The simple question we forgot to ask ourselves before we jumped in can be one of the most valuable leadership questions we never ask:
“Was this a mistake or a pattern?”
A mistake is something we do once and learn from, so we don’t do it again. The only way we all got to where we could recognize other people’s mistakes is because we made them first.
A pattern is a habit of doing the same lackluster, lame or outrageously stupid thing regularly. We do these things over and over because we’re not learning from them. Every leader has good patterns and bad patterns. And so does every Stakeholder who works in our company.
Know the Difference
Most managers never ask which is which, they just jump in so they can show they “add value” (which is partly why they are managers, not leaders). Great leaders will always ask the question first, “Is this a mistake or a pattern”?
And honestly, if it’s a mistake, does it really help for me to jump in, either gently or angrily, and tell you all about it?
Jump in when…
The ONLY time we should jump in is:
1) if it is blatantly obvious that the person will never be able to figure it out themselves, and wants to, or
2) It is clearly a pattern and they can’t or won’t deal with it.

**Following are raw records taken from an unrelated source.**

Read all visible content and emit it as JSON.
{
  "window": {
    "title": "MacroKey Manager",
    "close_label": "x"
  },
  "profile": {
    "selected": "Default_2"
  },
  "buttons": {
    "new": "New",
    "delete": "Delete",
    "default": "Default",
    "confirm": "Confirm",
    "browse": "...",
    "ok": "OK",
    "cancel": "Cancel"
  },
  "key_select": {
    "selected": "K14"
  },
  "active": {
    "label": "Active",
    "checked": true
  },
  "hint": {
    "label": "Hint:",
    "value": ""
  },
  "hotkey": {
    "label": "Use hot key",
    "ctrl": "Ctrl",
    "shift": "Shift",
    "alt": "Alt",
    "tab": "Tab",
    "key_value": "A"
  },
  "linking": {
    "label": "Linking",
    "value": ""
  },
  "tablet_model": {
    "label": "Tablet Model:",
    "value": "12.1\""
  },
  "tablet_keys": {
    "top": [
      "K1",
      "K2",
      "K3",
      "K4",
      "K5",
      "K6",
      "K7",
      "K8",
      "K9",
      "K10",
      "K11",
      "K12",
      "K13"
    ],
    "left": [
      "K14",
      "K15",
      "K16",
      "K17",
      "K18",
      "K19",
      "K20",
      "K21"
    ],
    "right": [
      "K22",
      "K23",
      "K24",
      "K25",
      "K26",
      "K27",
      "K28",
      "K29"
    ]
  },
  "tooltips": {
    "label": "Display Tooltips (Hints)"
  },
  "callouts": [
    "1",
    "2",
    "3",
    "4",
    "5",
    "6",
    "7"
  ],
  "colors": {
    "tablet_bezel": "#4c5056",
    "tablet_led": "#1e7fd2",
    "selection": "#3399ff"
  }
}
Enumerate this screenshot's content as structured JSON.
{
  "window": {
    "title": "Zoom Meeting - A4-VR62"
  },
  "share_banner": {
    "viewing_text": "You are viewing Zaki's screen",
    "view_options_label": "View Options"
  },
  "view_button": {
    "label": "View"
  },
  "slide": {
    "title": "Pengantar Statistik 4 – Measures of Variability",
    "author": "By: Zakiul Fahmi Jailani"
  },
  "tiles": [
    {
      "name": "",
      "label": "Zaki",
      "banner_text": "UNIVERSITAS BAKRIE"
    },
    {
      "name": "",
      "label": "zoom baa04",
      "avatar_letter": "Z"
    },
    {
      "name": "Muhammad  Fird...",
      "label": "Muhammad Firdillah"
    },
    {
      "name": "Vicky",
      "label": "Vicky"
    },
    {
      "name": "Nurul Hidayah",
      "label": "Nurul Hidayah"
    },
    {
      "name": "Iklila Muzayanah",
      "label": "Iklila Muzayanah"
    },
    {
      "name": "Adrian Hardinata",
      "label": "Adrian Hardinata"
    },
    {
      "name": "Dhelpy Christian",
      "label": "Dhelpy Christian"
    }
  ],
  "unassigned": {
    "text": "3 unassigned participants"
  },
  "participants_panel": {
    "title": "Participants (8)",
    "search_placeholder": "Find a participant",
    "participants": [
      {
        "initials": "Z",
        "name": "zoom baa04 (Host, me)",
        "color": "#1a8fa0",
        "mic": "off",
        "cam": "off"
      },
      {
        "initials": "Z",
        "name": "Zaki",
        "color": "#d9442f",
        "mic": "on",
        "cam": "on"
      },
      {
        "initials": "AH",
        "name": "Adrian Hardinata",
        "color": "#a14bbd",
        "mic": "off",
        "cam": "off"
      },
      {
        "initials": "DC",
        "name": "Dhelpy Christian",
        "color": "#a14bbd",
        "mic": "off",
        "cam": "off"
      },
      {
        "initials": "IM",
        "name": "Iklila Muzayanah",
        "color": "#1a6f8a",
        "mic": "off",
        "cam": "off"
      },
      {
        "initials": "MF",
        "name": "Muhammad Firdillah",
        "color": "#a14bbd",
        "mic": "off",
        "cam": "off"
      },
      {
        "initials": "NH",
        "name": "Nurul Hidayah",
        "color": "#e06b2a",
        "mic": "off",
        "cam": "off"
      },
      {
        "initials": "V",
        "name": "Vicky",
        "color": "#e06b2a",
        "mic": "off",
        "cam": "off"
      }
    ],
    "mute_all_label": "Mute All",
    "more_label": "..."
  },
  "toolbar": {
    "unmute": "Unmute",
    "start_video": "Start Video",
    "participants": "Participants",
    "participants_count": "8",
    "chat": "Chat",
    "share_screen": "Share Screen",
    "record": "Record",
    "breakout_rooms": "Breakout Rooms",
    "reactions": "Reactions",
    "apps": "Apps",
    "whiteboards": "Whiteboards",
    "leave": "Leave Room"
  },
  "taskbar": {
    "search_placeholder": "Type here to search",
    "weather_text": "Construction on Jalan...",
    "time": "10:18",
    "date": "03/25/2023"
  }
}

Patterns of doing things less then great or just plain wrong always need our attention. But mistakes almost always need to be ignored. If you hired right, your Stakeholders want to do great work. And one of the best ways for them to get there is the same way you did, by learning from their mistakes. Beating them up or fawning over them and “coaching” them every time they do something less than great simply makes them feel like children.
Never Ignore The Patterns
Ignore the mistakes until they become patterns. But never ignore the patterns – they will sink the Stakeholder, if not your business.
Managers correct everybody for everything. Leaders take the time to figure out if they are dealing with a one-off mistake or a pattern, and then they help people with the patterns and ignore the mistakes.
Stop managing and be a Leader – ignore the mistakes and address the patterns.